# F-16 vs C-130



## Thorlifter (Feb 17, 2008)

A C-130 was lumbering along when a cocky F-16 flashed by. The jet jockey decided to show off. 

The fighter jock told the C-130 pilot, "Watch this!" and promptly went into a barrel roll followed by a steep climb. He then finished with a sonic boom as he broke the sound barrier. 

The F-16 pilot asked the C-130 pilot what he thought of that. 

The C-130 pilot said, "That was impressive, but watch this!" 

The C-130 droned along for about 5 minutes and then the C-130 pilot came back on and said "What did you think of that?" 

Puzzled, the F-1 6 pilot asked, "What the hell did you do?" 

The C-1 30 pilot chuckled. "I stood up, stretched my legs, went to the back, took a leak then got a cup of coffee and a cinnamon bun." 

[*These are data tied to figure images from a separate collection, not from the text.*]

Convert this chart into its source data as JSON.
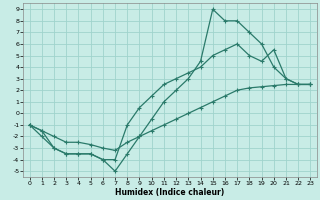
{
  "xlabel": "Humidex (Indice chaleur)",
  "xlim": [
    -0.5,
    23.5
  ],
  "ylim": [
    -5.5,
    9.5
  ],
  "xticks": [
    0,
    1,
    2,
    3,
    4,
    5,
    6,
    7,
    8,
    9,
    10,
    11,
    12,
    13,
    14,
    15,
    16,
    17,
    18,
    19,
    20,
    21,
    22,
    23
  ],
  "yticks": [
    -5,
    -4,
    -3,
    -2,
    -1,
    0,
    1,
    2,
    3,
    4,
    5,
    6,
    7,
    8,
    9
  ],
  "bg_color": "#c8ece6",
  "grid_color": "#a0d4cc",
  "line_color": "#2a7a6a",
  "line1_x": [
    0,
    1,
    2,
    3,
    4,
    5,
    6,
    7,
    8,
    9,
    10,
    11,
    12,
    13,
    14,
    15,
    16,
    17,
    18,
    19,
    20,
    21,
    22,
    23
  ],
  "line1_y": [
    -1,
    -2,
    -3,
    -3.5,
    -3.5,
    -3.5,
    -4,
    -5,
    -3.5,
    -2,
    -0.5,
    1,
    2,
    3,
    4.5,
    9,
    8,
    8,
    7,
    6,
    4,
    3,
    2.5,
    2.5
  ],
  "line2_x": [
    0,
    1,
    2,
    3,
    4,
    5,
    6,
    7,
    8,
    9,
    10,
    11,
    12,
    13,
    14,
    15,
    16,
    17,
    18,
    19,
    20,
    21,
    22,
    23
  ],
  "line2_y": [
    -1,
    -1.5,
    -3,
    -3.5,
    -3.5,
    -3.5,
    -4,
    -4,
    -1,
    0.5,
    1.5,
    2.5,
    3,
    3.5,
    4,
    5,
    5.5,
    6,
    5,
    4.5,
    5.5,
    3,
    2.5,
    2.5
  ],
  "line3_x": [
    0,
    1,
    2,
    3,
    4,
    5,
    6,
    7,
    8,
    9,
    10,
    11,
    12,
    13,
    14,
    15,
    16,
    17,
    18,
    19,
    20,
    21,
    22,
    23
  ],
  "line3_y": [
    -1,
    -1.5,
    -2,
    -2.5,
    -2.5,
    -2.7,
    -3,
    -3.2,
    -2.5,
    -2,
    -1.5,
    -1,
    -0.5,
    0,
    0.5,
    1,
    1.5,
    2,
    2.2,
    2.3,
    2.4,
    2.5,
    2.5,
    2.5
  ]
}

When you are young and foolish - speed and flashy may be a good thing. When you get older and much wiser, comfort and dull are not such bad attributes to have around, now are they?


----------



## DerAdlerIstGelandet (Feb 17, 2008)

Yeah I heard this one years ago.

The Chinook guys used to even change the aircraft to a Chinook and a Blackhawk and mess with us.


----------



## Lucky13 (Feb 17, 2008)

Good stuff though fellas!


----------



## Heinz (Feb 18, 2008)

I like it!


----------